Description
Is it possible to use the not equal filter on properties with word tokenization even if they don’t have alphanumeric characters? Unfortunately I have data like test.com/2
with word tokenization when it wasn’t intended.
For example, I’d want to query test.com/2
using a not equal filter like below:
Filter.by_property("my_property").not_equal("test.com/2")
Does any workaround exist like query against “test com 2” or update tokenization or search with a different tokenization? My main issue is adding a new field or replacing with the proper tokenization is a lengthy process in a production system.
Server Setup Information
- Weaviate Server Version: 1.24.0
- Deployment Method: Docker
- Multi Node? Number of Running Nodes: No.

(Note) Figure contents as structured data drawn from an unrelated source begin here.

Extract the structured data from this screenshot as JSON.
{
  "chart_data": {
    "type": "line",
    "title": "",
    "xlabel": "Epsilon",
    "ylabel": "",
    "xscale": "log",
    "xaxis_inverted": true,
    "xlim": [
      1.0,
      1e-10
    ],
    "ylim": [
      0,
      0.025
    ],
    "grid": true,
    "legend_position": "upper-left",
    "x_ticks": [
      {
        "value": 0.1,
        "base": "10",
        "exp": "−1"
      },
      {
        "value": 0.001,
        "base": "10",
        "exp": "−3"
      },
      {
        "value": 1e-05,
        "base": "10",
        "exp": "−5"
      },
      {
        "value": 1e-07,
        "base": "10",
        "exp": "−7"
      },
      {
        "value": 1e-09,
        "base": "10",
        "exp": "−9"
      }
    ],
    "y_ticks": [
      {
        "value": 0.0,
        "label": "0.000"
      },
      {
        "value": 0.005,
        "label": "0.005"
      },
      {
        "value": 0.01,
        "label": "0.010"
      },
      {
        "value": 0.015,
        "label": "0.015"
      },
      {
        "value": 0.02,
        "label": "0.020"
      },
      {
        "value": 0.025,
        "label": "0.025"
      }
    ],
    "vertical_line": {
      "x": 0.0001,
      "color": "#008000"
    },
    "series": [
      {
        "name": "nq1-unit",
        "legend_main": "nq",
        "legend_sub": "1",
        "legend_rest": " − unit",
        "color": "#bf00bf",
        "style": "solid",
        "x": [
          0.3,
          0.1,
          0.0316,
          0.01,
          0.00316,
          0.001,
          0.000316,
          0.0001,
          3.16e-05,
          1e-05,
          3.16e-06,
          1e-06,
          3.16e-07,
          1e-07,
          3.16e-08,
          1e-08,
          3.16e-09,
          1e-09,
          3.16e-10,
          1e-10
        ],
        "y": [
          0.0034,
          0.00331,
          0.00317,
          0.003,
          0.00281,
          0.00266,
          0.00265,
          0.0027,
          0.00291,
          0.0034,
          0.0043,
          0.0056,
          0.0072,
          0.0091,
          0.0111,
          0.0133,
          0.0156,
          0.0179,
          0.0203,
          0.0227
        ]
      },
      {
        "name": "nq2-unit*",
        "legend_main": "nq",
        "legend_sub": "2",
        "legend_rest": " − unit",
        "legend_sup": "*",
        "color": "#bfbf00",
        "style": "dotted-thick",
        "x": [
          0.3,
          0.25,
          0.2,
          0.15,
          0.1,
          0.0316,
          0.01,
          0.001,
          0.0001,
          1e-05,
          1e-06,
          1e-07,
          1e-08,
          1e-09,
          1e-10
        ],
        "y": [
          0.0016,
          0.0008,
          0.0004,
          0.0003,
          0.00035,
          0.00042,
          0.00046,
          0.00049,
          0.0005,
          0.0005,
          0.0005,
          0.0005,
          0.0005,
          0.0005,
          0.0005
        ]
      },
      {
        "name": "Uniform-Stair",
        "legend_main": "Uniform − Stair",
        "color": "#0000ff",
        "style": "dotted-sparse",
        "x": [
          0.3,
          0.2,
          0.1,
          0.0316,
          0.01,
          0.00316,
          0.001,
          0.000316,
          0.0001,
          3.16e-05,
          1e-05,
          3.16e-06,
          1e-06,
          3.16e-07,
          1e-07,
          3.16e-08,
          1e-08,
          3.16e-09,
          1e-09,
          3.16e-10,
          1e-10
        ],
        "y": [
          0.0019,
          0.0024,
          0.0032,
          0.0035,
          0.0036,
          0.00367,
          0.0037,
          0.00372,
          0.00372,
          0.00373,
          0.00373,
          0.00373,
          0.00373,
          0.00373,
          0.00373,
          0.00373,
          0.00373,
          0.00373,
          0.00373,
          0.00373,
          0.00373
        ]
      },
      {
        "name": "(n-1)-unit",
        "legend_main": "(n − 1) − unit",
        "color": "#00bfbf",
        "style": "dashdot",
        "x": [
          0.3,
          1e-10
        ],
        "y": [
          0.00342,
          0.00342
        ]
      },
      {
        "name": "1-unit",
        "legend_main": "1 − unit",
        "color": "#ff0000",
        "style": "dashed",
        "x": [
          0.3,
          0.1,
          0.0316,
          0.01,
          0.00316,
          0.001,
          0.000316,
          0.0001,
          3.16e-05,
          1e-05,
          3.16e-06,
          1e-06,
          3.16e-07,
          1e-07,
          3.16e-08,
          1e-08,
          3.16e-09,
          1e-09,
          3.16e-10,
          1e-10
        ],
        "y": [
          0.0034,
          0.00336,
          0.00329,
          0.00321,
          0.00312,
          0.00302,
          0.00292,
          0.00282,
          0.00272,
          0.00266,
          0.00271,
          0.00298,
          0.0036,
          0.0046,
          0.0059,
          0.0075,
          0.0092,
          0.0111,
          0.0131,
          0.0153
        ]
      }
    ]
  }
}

- Client Language and Version: 4.6.5
- Multitenancy?: Yes
hi @dhanshew72 !
because you had tokenization set to word, the property value test.com/2
will be tokenized as test
com
2
This will proves our point:
client.collections.delete("Test")
collection = client.collections.create(
name="Test",
vectorizer_config=wvc.config.Configure.Vectorizer.none(),
)
collection.data.insert_many([
{"text": "test.com/2"},
{"text": "test.com/3"},
{"text": "test.com/4"},
])
now we query:
results = collection.query.fetch_objects(
filters=(
wvc.query.Filter.by_property("text").equal("test") &
wvc.query.Filter.by_property("text").equal("com") &
wvc.query.Filter.by_property("text").equal("2")
)
)
for i in results.objects:
print("###")
print(i.properties)
results:
{‘text’: ‘test.com/2’}
As you want to exclude that filtered objects, not equal on a word tokenization will not help you.
So you can try adding a new property, with the field
tokenization, and then filling in the content of that property so you can filter it out.
Let me know if this helps 
1 Like
Interesting, I’ll make note of that. Thank you.
1 Like